Ele destacou os resultados obtidos pela CGU em ações de sindicância patrimonial.
— A sindicância patrimonial é extremamente eficaz na tentativa de identificar desvios de dinheiro público.
Em entrevista nesta manhã à Rádio Estadão, o prefeito de São Paulo disse que a CGM cruzou dados cartoriais, de contas bancárias e da Receita Federal e identificou "algumas centenas" de servidores com patrimônio incompatível com a renda. De acordo com Haddad, a partir daí teve início uma investigação com quebra de sigilo telefônico, fiscal e até ambiental que chegou ao esquema de corrupção da Secretaria de Finanças.

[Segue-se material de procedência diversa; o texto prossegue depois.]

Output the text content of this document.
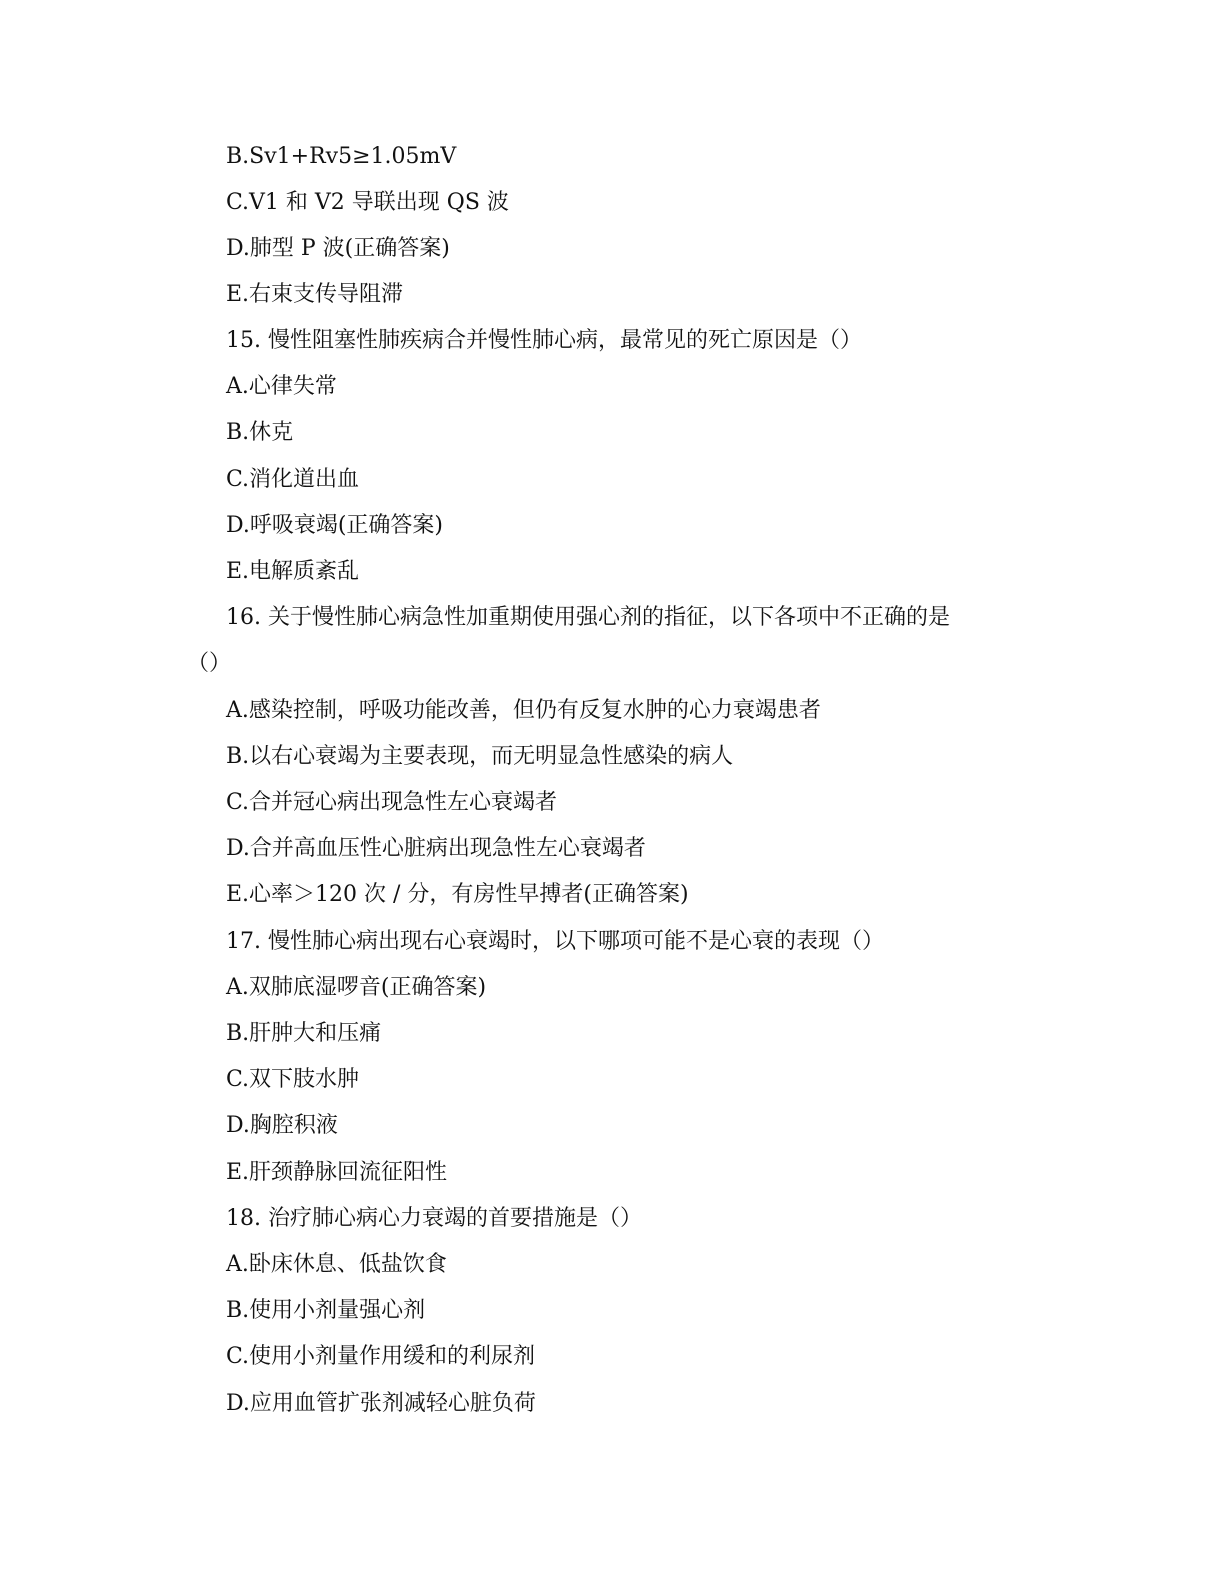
B.Sv1+Rv5≥1.05mV
C.V1 和 V2 导联出现 QS 波
D.肺型 P 波(正确答案)
E.右束支传导阻滞
15. 慢性阻塞性肺疾病合并慢性肺心病，最常见的死亡原因是（）
A.心律失常
B.休克
C.消化道出血
D.呼吸衰竭(正确答案)
E.电解质紊乱
16. 关于慢性肺心病急性加重期使用强心剂的指征，以下各项中不正确的是
（）
A.感染控制，呼吸功能改善，但仍有反复水肿的心力衰竭患者
B.以右心衰竭为主要表现，而无明显急性感染的病人
C.合并冠心病出现急性左心衰竭者
D.合并高血压性心脏病出现急性左心衰竭者
E.心率＞120 次 / 分，有房性早搏者(正确答案)
17. 慢性肺心病出现右心衰竭时，以下哪项可能不是心衰的表现（）
A.双肺底湿啰音(正确答案)
B.肝肿大和压痛
C.双下肢水肿
D.胸腔积液
E.肝颈静脉回流征阳性
18. 治疗肺心病心力衰竭的首要措施是（）
A.卧床休息、低盐饮食
B.使用小剂量强心剂
C.使用小剂量作用缓和的利尿剂
D.应用血管扩张剂减轻心脏负荷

Os quatro servidores foram presos sob acusação de cobrar propina para reduzir o valor de ISS (Imposto sobre Serviços) em casos, por exemplo, de empreendimentos imobiliários. Um dos fiscais, Luis Alexandre Magalhães, já foi solto no início da madrugada desta segunda-feira (4) depois de aceitar um acordo de delação premiada — dar detalhes do esquema em troca de redução de pena.
Empresas
Hage também afirmou que a nova lei anticorrupção (12.846/2013), que aumenta o rigor de punições a empresas, entrará em vigor no fim de janeiro ou início de fevereiro, seis meses depois da sua aprovação.
— Neste momento, estamos atuando em sua regulamentação.